Codevilla demonstrates that their “argument” is worse than wrong: it is self-serving and betrays a totalitarian mindset.

It is wrong to say that “Antifa are the real Fascists”; they are much worse. They are the idiot spawn of Stalin and his progeny.

Communists in general and Joseph Stalin in particular are responsible for turning the words fascism and fascist into mere negative epithets. They did this as a result of a major tactical decision regarding the political wars of the 1920s and ’30s, which pitted the Communists against the rump of the socialist movement as well as against various nationalist and conservative movements. For the Communists, the practical, tactical question was whether to seek power alone or to ally against the conservatives and nationalists with the socialists or whomever. Early experiences had been equivocal. Hungary’s Béla Kun had taken power alone but had been overthrown quickly. In Italy the Fascists, led by a socialist, had swept the Communists from the streets while the socialist party stood by. In 1922-23, Germany was the big question. Its socialist party was really the only big nationwide force other than the Christians. The two did not get along. Stalin judged that the Communists could defeat them both, and the National Socialists, too, acting alone. Perhaps most of all he feared that if Communists were to ally with movements not under his control, he might lose control of the Communists.

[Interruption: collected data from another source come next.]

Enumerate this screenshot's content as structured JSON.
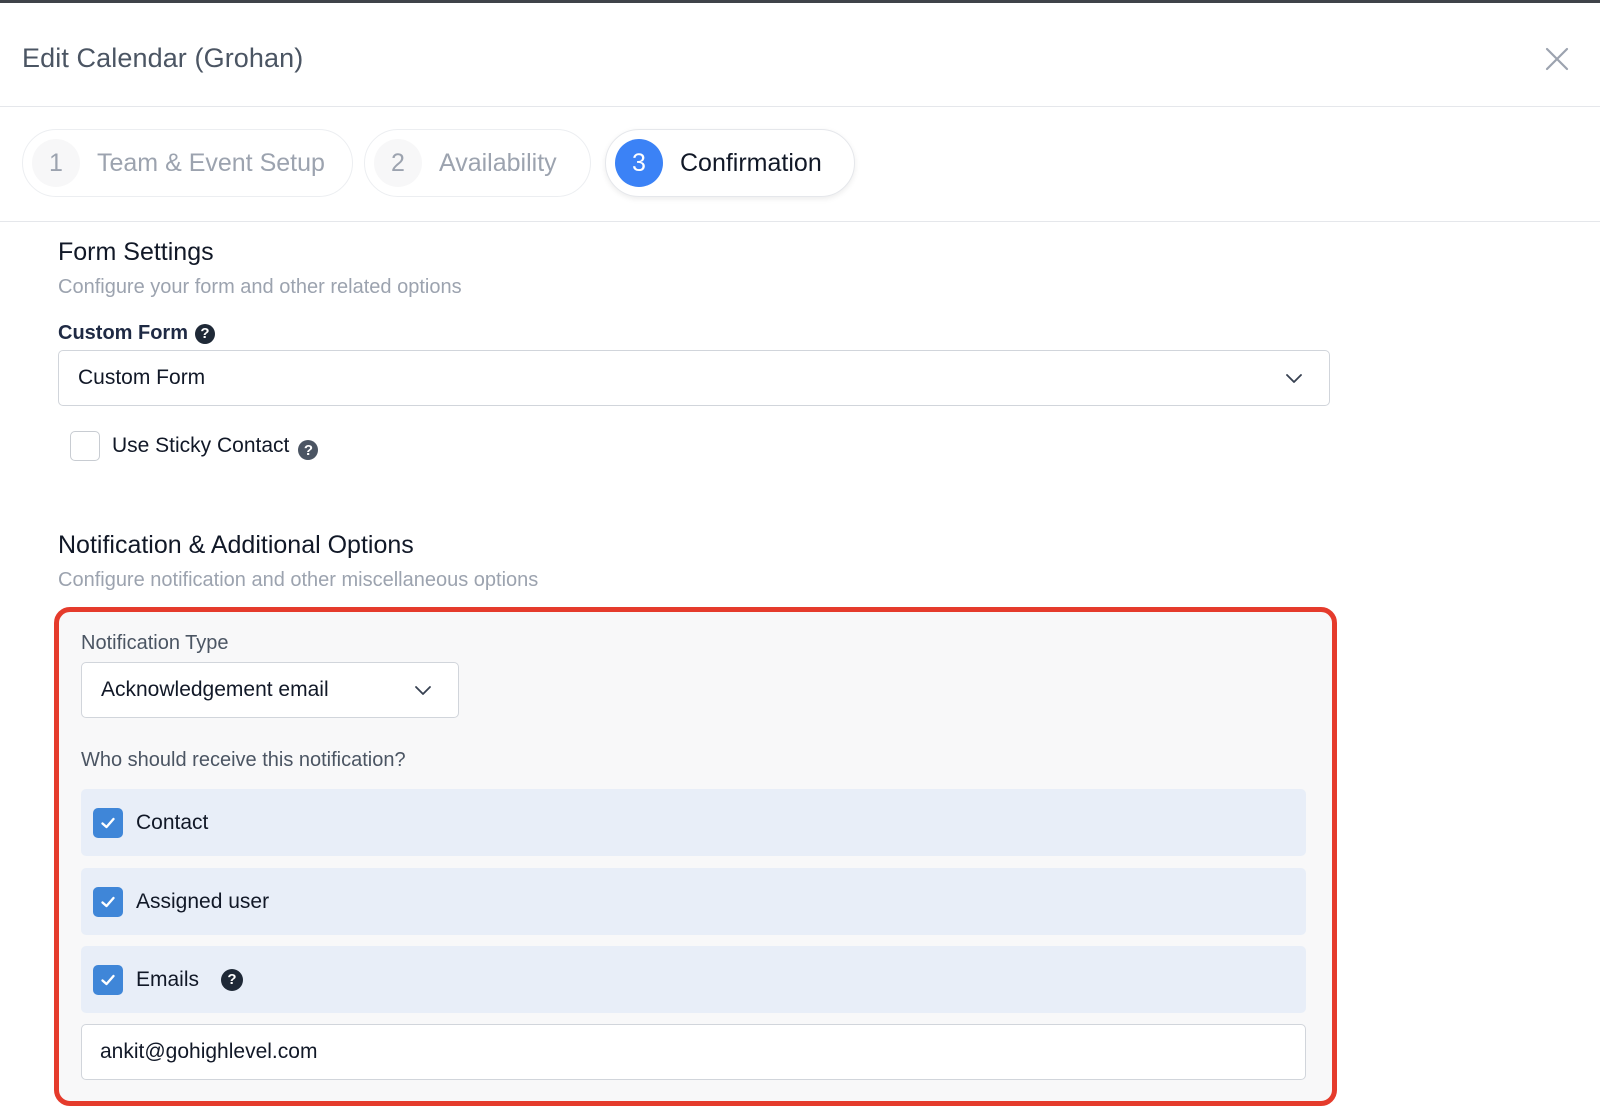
{
  "modal": {
    "title": "Edit Calendar (Grohan)",
    "close_icon": "close-icon"
  },
  "steps": [
    {
      "number": "1",
      "label": "Team & Event Setup",
      "active": false
    },
    {
      "number": "2",
      "label": "Availability",
      "active": false
    },
    {
      "number": "3",
      "label": "Confirmation",
      "active": true
    }
  ],
  "form_settings": {
    "title": "Form Settings",
    "subtitle": "Configure your form and other related options",
    "custom_form_label": "Custom Form",
    "custom_form_value": "Custom Form",
    "help_icon": "question-circle-icon",
    "sticky_contact_label": "Use Sticky Contact",
    "sticky_contact_checked": false
  },
  "notification": {
    "title": "Notification & Additional Options",
    "subtitle": "Configure notification and other miscellaneous options",
    "type_label": "Notification Type",
    "type_value": "Acknowledgement email",
    "recipients_label": "Who should receive this notification?",
    "recipients": [
      {
        "label": "Contact",
        "checked": true
      },
      {
        "label": "Assigned user",
        "checked": true
      },
      {
        "label": "Emails",
        "checked": true
      }
    ],
    "emails_value": "ankit@gohighlevel.com",
    "highlight_color": "#e53b2c",
    "accent_color": "#3b82f6"
  }
}
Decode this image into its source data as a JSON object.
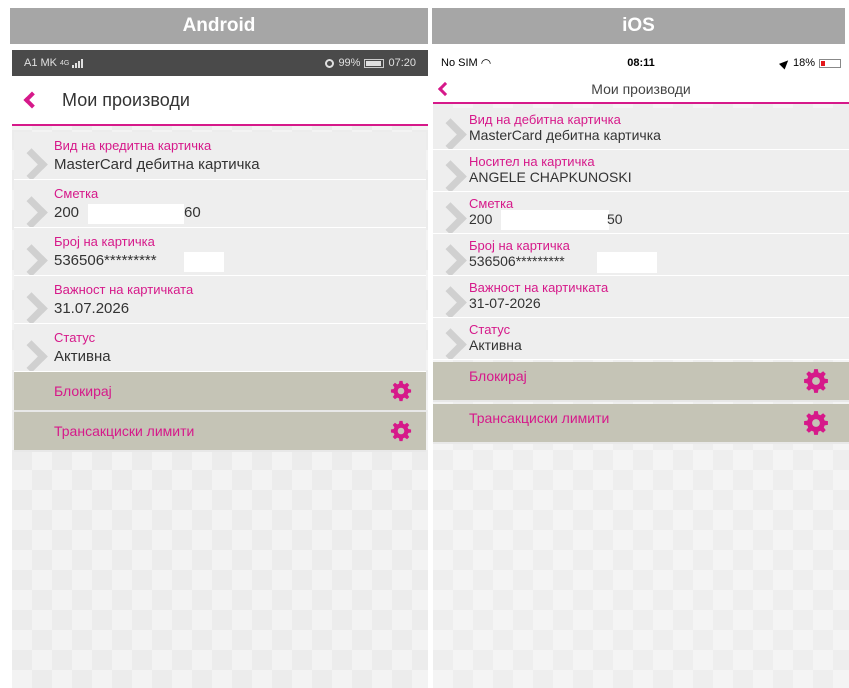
{
  "headers": {
    "android": "Android",
    "ios": "iOS"
  },
  "colors": {
    "accent": "#d6198a",
    "action_bg": "#c5c4b6",
    "row_bg": "#eeeeee",
    "header_bg": "#a6a6a6"
  },
  "android": {
    "status": {
      "carrier": "A1 MK",
      "network": "4G",
      "battery": "99%",
      "time": "07:20"
    },
    "nav_title": "Мои производи",
    "rows": [
      {
        "label": "Вид на кредитна картичка",
        "value": "MasterCard дебитна картичка"
      },
      {
        "label": "Сметка",
        "value_start": "200",
        "value_end": "60"
      },
      {
        "label": "Број на картичка",
        "value": "536506*********"
      },
      {
        "label": "Важност на картичката",
        "value": "31.07.2026"
      },
      {
        "label": "Статус",
        "value": "Активна"
      }
    ],
    "actions": [
      {
        "label": "Блокирај",
        "icon": "gear-icon"
      },
      {
        "label": "Трансакциски лимити",
        "icon": "gear-icon"
      }
    ]
  },
  "ios": {
    "status": {
      "carrier": "No SIM",
      "time": "08:11",
      "battery": "18%"
    },
    "nav_title": "Мои производи",
    "rows": [
      {
        "label": "Вид на дебитна картичка",
        "value": "MasterCard дебитна картичка"
      },
      {
        "label": "Носител на картичка",
        "value": "ANGELE CHAPKUNOSKI"
      },
      {
        "label": "Сметка",
        "value_start": "200",
        "value_end": "50"
      },
      {
        "label": "Број на картичка",
        "value": "536506*********"
      },
      {
        "label": "Важност на картичката",
        "value": "31-07-2026"
      },
      {
        "label": "Статус",
        "value": "Активна"
      }
    ],
    "actions": [
      {
        "label": "Блокирај",
        "icon": "gear-icon"
      },
      {
        "label": "Трансакциски лимити",
        "icon": "gear-icon"
      }
    ]
  }
}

Hence, Stalin elaborated the doctrine of social fascism which, verbiage aside, meant that Communists should consider all to the right of them-- essentially all who were not under Communist discipline-- as fascists.

Codevilla explains why the fascist straw man remains useful to our mandarin class:

But what is the point of repeating from society’s commanding heights that the ruling class’s opponents are fascists, fascistizing, near-fascists, Nazis, white supremacists, racists, and so forth?

Today, those words mean simply that those so indicted have no right to challenge the ruling class. Whatever they do in that regard is illegitimate.
Again, this echoes the Stalinist's playbook from the 1930s. During the Spanish Civil War, Arthur Koestler was tutored in the dark arts of propaganda by Willi Munzenberg – one of Stalin's most talented agents:

'Don't argue with them,' he kept repeating. 'Make them stink in the nose of the world. make people curse and abominate them, make them shudder with horror.'
This form of debate, now so prevalent from cable “news” to prestige print journalism, is fundamentally totalitarian and un-American to its core.

Sir Isiah Berlin was an often astute observer who spent time in FDR's Washington and in the Soviet Union during the peak of Stalin's Terror. As historian John Lewis Gaddis notes the contrast was stark and immediately discernible:

America and Russia differed, he could now see, not just in geographies, histories, cultures, and capabilities, but also, critically, in necessary ecologies. One thrived on cacophony. The other demanded silence
As Bari Weiss can tell you, there is a growing contingent of activists (including journalists and professors) who hate the cacophony and align, enthusiastically, with the silencers.